Article 5 – S’interdire à jamais de parler des citoyens guadeloupéens en termes de ‘‘population’’ (un terme réducteur qui désigne une masse informe et sans cohésion) et parler de nous en termes de ‘‘peuple’’. Ce terme dit avec pertinence qui nous sommes : une large communauté de citoyens partageant un même pays, la Guadeloupe, engagés dans une communauté d’histoire, de culture et de destin.
Article 6 – S’interdire de parler de la Guadeloupe en termes de « DOM », « DROM », « d’Outre-mer » ou de « territoire », tous ces mots et acronymes avec lesquels on nous estampille depuis la ‘‘métropole’’, mais qui nous minorent, nous réduisent, nous rabougrissent en nous persuadant de notre irrémédiable dépendance au centre ‘‘métropolitain’’ tout puissant. Ils remplaceront ces mots inappropriés par le mot ‘‘pays’’, car la Guadeloupe est un pays quand bien même elle n’est pas un État nation.
Article 7 – S’interdire donc, pour parler du pays Guadeloupe et de ses citoyens, d’utiliser tout terme réducteur conduisant à nous essentialiser. Par exemple à faire de nous des bêtes de sport dans une Guadeloupe réduite à n’être qu’une « terre de champions » et les Guadeloupéens de simples corps pour la performance, après qu’ils furent pendant des siècles, des bêtes de somme, des corps soumis au travail gratuit au bénéfice des planteurs esclavagistes.
Article 8 – « Par nous-mêmes, pour nous-mêmes ». Par ce credo libérateur, s’obliger à imaginer des possibilités d’exister et d’agir autres que celles d’être les appendices, les projections coloniales des partis politiques ‘‘métropolitains’’ en Guadeloupe.
Article 9 – S’interdire en toutes circonstances de parler de ce qu’il est convenu d’appeler nos ‘‘spécificités’’, ce qui a pour conséquence de faire de nos peuples des curiosités exotiques.
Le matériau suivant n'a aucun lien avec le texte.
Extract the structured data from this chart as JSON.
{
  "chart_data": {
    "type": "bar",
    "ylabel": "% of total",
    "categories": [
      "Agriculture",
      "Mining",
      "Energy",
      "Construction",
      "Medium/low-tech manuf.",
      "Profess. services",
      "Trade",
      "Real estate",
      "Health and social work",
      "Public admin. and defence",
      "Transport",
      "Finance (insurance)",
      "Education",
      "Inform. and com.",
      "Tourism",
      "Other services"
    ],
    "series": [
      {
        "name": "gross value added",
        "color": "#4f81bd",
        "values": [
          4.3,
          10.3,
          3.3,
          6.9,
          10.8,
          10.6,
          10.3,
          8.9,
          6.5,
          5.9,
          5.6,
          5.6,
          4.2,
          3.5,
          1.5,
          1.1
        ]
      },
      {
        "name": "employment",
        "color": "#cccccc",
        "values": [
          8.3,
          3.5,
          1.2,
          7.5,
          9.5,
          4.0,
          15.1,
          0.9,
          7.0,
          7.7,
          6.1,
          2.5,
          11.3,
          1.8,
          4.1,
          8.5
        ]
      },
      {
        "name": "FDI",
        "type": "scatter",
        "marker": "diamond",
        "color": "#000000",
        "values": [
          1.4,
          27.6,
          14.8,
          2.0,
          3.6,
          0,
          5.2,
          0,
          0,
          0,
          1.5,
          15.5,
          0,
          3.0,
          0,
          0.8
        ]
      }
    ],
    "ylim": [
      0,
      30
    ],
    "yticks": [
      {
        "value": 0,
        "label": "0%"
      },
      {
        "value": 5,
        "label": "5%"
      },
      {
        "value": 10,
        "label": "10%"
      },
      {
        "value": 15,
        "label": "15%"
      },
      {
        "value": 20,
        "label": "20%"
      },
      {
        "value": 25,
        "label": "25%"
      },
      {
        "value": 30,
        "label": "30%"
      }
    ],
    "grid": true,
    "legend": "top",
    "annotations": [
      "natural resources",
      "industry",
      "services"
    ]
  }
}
S’obliger dès lors à cerner et faire prendre en compte nos ‘‘réalités’’. Elles sont : géographiques, environnementales, culturelles, économiques, sociétales…, et pour la plupart distinctes de celles de ‘‘l’Hexagone’’.
Article 10 – Les élus de la Guadeloupe agiront avec la pleine conscience que le génie français a vocation à servir la ‘‘grandeur de la France’’ dont les intérêts se distinguent de ceux de la Guadeloupe et des autres pays reliquats de son empire ‘‘outre-mer’’. Que la ‘‘métropole’’ française se nourrit des ressources naturelles et humaines de nos pays pour renforcer sa puissance et conforter sa place au septième rang des ‘‘grandes nations’’. Que sans nos pays dits ‘‘outre-mer’’, la France perdrait le confort que lui procure cette position en termes stratégiques avec le deuxième plus grand domaine maritime du monde après celui des États-Unis, en termes de biodiversité exceptionnelle, d’éventail de potentiel humain et de richesses artistiques et culturelles. Par conséquent, les élus guadeloupéens n’étant pas ignorants de cette logique de domination, doivent avoir avant tout, le souci de mettre toute leur intelligence et leur énergie au service des intérêts de leur pays, la Guadeloupe.